Ich habe es, zu meiner Zeit im Amt, immer wieder geführt. Auch in der Kneipe, wenn es sich anbot. Aber auch wir haben, als eine Flüchtlingsunterkunft in unserem Ort eröffnet wurde, die Kirche für eine große Bürgersprechstunde geöffnet, die sich, in jeder Hinsicht, bezahlt gemacht hat.
Bei alle dem dürfen wir nie vergessen, das wir Kirche sind und nicht Partei. Dann werden wir auch das für diese Arbeit notwendige Vertrauen bei allen Seiten finden.

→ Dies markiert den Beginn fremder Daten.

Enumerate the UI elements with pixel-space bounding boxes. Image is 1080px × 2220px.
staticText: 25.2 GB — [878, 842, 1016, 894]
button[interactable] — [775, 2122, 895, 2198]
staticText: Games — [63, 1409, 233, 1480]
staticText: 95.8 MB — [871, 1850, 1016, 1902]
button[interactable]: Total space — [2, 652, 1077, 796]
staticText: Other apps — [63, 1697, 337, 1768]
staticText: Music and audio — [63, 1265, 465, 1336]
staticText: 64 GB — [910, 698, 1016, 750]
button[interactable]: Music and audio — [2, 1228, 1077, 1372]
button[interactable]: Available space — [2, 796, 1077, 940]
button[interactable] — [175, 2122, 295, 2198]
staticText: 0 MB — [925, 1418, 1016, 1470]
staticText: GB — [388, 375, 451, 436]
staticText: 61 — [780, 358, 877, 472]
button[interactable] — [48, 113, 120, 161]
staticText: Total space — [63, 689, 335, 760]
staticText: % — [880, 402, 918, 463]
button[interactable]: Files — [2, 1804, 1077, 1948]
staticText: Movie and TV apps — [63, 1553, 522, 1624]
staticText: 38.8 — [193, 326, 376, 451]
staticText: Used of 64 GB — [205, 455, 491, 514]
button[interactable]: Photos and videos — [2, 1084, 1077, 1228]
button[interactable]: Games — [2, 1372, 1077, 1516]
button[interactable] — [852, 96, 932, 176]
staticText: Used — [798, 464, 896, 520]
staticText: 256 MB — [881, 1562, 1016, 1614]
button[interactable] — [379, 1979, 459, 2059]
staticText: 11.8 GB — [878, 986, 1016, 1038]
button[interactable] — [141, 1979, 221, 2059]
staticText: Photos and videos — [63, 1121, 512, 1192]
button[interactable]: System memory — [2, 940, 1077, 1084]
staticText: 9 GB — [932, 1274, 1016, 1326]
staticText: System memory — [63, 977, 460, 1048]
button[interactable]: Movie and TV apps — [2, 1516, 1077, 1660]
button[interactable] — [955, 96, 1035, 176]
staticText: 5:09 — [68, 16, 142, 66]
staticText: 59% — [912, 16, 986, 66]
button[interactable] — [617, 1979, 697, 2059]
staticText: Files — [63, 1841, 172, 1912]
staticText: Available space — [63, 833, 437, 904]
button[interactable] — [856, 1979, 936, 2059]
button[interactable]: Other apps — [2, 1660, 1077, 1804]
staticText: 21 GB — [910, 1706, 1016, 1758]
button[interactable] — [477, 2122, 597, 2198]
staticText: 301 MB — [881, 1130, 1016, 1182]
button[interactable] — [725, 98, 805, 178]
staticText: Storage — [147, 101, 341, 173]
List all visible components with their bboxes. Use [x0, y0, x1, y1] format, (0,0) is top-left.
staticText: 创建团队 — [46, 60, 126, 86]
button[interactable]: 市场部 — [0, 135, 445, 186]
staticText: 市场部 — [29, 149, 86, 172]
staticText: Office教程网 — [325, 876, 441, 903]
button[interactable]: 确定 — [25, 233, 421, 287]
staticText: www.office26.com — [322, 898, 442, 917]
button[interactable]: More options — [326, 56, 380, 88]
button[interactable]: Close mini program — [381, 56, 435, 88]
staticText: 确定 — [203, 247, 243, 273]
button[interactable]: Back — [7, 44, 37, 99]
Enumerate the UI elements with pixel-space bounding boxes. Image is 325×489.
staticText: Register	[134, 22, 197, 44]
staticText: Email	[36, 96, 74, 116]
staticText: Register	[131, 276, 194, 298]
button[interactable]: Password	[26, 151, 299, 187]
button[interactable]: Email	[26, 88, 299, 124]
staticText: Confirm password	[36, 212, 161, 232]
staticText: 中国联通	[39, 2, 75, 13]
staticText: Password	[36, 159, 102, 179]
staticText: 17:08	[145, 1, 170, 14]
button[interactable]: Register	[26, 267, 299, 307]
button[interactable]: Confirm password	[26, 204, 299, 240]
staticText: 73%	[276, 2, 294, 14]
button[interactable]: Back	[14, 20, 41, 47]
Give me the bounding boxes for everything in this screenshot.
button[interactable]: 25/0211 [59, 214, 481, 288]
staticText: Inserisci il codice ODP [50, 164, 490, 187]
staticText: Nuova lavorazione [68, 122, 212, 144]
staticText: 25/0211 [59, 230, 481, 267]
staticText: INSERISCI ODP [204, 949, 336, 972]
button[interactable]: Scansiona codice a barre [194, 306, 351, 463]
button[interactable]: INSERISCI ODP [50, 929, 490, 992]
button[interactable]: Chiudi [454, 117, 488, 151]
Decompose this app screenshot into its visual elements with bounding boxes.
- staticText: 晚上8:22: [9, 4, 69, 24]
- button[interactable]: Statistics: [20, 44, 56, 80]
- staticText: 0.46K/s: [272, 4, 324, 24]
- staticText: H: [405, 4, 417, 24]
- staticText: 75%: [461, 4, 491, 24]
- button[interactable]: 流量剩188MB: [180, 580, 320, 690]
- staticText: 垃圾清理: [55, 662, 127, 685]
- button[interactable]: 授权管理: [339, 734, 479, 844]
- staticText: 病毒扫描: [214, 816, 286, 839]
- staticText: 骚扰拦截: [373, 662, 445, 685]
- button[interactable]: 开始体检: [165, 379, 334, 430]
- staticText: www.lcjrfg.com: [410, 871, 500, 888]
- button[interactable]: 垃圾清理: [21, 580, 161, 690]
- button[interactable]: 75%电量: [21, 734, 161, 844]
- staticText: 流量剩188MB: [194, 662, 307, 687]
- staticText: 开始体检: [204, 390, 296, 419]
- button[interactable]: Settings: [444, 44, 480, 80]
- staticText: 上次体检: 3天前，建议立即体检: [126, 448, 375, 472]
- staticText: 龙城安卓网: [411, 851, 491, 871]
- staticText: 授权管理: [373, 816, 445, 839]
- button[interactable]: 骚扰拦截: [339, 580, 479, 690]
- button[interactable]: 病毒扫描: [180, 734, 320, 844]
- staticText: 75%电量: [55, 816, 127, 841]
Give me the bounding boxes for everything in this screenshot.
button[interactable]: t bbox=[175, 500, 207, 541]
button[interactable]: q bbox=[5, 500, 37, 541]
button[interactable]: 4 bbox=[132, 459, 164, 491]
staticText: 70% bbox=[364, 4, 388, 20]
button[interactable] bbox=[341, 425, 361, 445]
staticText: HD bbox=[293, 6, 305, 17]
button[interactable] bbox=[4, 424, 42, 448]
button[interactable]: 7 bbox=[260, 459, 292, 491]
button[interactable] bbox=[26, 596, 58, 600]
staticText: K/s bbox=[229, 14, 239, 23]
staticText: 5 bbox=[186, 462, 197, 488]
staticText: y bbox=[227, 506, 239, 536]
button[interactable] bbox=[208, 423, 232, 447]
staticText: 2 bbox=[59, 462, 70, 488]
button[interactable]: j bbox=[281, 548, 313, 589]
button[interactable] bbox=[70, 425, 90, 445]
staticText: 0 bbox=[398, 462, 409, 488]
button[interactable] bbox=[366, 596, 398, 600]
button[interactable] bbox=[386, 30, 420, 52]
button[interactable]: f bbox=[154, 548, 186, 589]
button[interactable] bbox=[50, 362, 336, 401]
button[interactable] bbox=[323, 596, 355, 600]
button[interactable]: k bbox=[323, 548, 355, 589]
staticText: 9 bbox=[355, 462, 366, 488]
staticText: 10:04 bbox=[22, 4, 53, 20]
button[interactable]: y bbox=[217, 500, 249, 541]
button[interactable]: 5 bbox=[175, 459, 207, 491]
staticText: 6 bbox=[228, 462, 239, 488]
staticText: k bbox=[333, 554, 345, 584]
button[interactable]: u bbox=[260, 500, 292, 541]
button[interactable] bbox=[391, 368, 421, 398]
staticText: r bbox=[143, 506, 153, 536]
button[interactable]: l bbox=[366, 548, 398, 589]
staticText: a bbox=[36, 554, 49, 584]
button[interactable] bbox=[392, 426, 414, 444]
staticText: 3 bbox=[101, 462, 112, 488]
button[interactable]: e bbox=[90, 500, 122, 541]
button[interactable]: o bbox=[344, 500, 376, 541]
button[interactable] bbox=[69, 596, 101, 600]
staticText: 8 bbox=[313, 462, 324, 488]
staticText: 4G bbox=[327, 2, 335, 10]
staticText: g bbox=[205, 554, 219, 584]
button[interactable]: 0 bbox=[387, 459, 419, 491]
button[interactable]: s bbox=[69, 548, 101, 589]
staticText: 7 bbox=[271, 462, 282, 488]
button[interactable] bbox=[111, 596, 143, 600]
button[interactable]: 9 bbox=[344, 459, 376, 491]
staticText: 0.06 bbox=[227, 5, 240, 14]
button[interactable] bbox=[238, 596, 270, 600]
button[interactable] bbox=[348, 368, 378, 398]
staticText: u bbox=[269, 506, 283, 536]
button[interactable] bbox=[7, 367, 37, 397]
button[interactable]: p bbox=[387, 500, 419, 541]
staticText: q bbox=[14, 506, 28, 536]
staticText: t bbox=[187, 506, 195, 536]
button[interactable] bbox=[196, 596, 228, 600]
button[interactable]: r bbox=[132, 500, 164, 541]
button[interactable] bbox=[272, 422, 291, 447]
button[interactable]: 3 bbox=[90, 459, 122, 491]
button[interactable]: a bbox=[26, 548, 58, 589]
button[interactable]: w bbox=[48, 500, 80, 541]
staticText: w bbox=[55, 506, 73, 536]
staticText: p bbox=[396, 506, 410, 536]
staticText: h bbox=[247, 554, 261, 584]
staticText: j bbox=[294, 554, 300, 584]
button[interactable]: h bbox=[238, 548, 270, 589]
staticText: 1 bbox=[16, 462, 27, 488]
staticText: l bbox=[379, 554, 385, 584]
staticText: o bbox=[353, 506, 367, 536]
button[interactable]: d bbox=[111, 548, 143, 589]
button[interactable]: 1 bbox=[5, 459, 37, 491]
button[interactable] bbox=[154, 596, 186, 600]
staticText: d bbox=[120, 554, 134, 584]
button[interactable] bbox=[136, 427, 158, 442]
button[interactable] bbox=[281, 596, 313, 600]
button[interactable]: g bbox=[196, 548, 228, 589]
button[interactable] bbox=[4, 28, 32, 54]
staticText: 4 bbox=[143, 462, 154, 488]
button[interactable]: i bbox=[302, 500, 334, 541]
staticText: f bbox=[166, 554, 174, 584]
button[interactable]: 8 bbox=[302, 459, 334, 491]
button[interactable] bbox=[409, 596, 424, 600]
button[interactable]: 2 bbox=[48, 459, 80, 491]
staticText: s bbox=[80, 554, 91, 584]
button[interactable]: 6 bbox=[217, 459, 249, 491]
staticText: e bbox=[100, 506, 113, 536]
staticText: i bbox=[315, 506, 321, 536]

3. Kontroverse über Potsdams Garnisionskirche hält an Wolfgang Banse Kein Platz für alle
Nicht jede, nicht jeder kam die Ehre zu Teil am Festgottesdienst am Ostermontag 2024 teil zu nehmen , mit zu feiern.Standesgesellschaft und Standesdünkel wurde hier, sonst auch was in kirchlichen Reihen praktiziert wird.Ausgrenzung, Stigmatisierung,Diskriminierung.Gotteshäuser sind für alle da. Hier sollte es keine Einladungskarten geben, gleich um welche Veranstaltung es sich handelt. Verärgerung trat auf bei Menschen, die keinen Zugang zur Nagelkreuzkapelle hatten.Aber nicht nur verärgerte Menschen gab es an diesem Ostermontag vor der Nagelkreuzkapelle, sondern auch Demonstration , von anders Denkenden, die eine Inbetriebnahme der Nagelkreuzkapelle befürworten.Ein großes Polizeigebot war zu gegen, um die Geladenen zu schützen.Was hat der Einsatz des Sicherheitskräfte, der Polizei dem Steuerzahler gekostet.Ein Gotteshaus wie die Nagelkreuzkapelle in Potsdam soll ein Ort des Gebetes, der Stille, Andacht sein.Garnison hört sich militärisch an-dies sollte es aber nicht sein.Die Stadtgesellschaft in Potsdam ist gespalten, nicht nur was die Nagelkreuzkapelle betrifft.Möge das Gotteshaus ein Ort des Segens sein.Offen und willkommen für Klein und Groß, Jung und Alt.